[Posted by Steven Noble]

When I was a marketer, I relentlessly hunted for local data to test my observations and strategies. Everything I could find about Australian conditions made it into my Delicious page, which I regularly mined for proposals and plans.

The process had value — or I wouldn’t have done it. But the result was disjointed — a blogging factoid here, some MySpace data there. It left my hungry for a comprehensive analysis of how Australians use social technologies, and how marketers should respond.

With Australian Adult Social Technographics Revealed, I hope this is what I’ve provided.

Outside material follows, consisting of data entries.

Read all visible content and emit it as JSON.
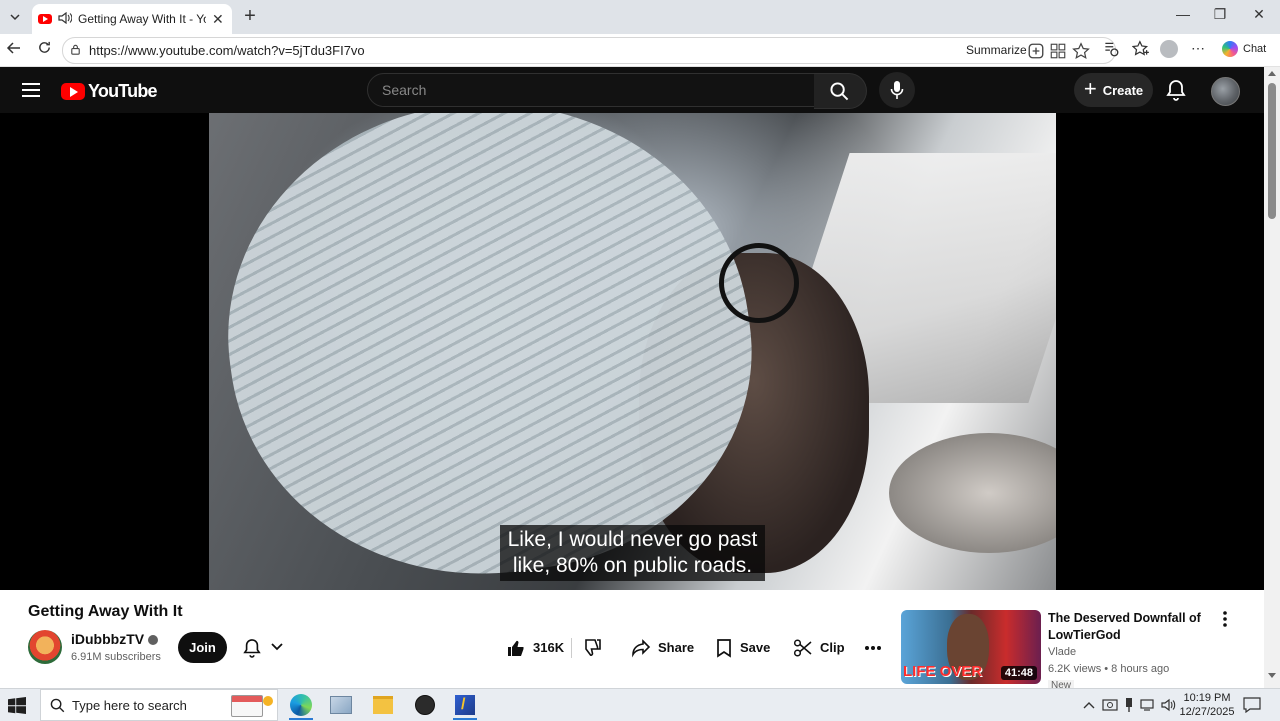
{
  "browser": {
    "tab_title": "Getting Away With It - YouTube",
    "url": "https://www.youtube.com/watch?v=5jTdu3FI7vo",
    "summarize_label": "Summarize",
    "chat_label": "Chat"
  },
  "youtube": {
    "logo_text": "YouTube",
    "search_placeholder": "Search",
    "create_label": "Create"
  },
  "video": {
    "caption_line1": "Like, I would never go past",
    "caption_line2": "like, 80% on public roads.",
    "title": "Getting Away With It",
    "channel": "iDubbbzTV",
    "subscribers": "6.91M subscribers",
    "join_label": "Join",
    "likes": "316K",
    "share_label": "Share",
    "save_label": "Save",
    "clip_label": "Clip"
  },
  "recommendation": {
    "title": "The Deserved Downfall of LowTierGod",
    "channel": "Vlade",
    "meta": "6.2K views • 8 hours ago",
    "duration": "41:48",
    "thumb_text": "LIFE OVER",
    "badge": "New"
  },
  "taskbar": {
    "search_placeholder": "Type here to search",
    "time": "10:19 PM",
    "date": "12/27/2025"
  },
  "colors": {
    "youtube_red": "#ff0000",
    "dark_bg": "#0f0f0f",
    "accent_blue": "#2b7ad3"
  }
}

The foundation of this report is Forrester’s Consumer Technographics dataset — a collection of European, North American and Asia Pacific consumer surveys covering everything from income to attitudes to use of social technologies.

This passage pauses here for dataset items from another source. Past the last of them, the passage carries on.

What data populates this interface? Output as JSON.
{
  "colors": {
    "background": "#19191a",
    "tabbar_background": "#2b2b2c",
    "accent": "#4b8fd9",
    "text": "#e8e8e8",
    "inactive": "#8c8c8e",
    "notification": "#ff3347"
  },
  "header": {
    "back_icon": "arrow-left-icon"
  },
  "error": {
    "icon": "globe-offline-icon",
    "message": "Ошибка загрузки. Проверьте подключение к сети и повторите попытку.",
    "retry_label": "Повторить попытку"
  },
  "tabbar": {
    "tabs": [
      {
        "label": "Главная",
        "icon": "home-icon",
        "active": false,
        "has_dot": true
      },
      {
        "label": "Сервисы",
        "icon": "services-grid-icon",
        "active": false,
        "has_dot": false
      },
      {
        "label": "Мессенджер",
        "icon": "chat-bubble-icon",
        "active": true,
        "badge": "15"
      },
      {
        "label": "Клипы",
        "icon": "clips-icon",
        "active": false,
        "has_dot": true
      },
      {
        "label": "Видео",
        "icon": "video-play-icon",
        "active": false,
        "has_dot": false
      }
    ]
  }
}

The structure of the report derives from the POST (People-Objectives-Structure-Technologies) planning method that Josh Bernoff and Charlene Li advocated in Groundswell, and which my fellow analysts use in all our research about social technologies. POST is the glue that helps marketers to base their strategies on clear business objectives, and those objectives on customer insights. Too often, marketers start by asking questions about technology: Should we have a blog? Should we be in Facebook? POST makes it clear these questions should come last. Insights come first, including the insights I hope to provide through this report.

Recently I was asked what marketers would find surprising in the report. Well, the answer is simple: it depends on their assumptions.

If they assume that social technologies are uncommon in Australia, they’ll be surprised to find they’re now mainstream. In fact, only 24% of online adults in Australia do not regularly use social technologies in some way.

If they assume that Australia follows the US experience, they’ll be surprised to find online adults in Australia are more likely to be content creators than their US counterparts. Our path is neither ahead nor behind the US experience; it’s just different.

If they assume that women are slightly more likely to use social technologies than men — and I’ve had some marketers tell me this — they’ll be surprised to see the opposite is the case, though when it comes to joining social networks, the difference is negligible.

And as for me? Well, I was expecting use of social technologies to drop off with age. And it does drop off with age, but not uniformly. Some social activities — such as creating content or joining social networks — fall away dramatically. However, others are common in all age groups. In particular, 46% of online adults in the Older Boomers and Seniors cohort consume some form of social media, whether it’s watching other peoples’ videos, reading other peoples’ blogs, or looking at other people’s photos. For many marketers chasing this demographic, that’s an audience too large to ignore.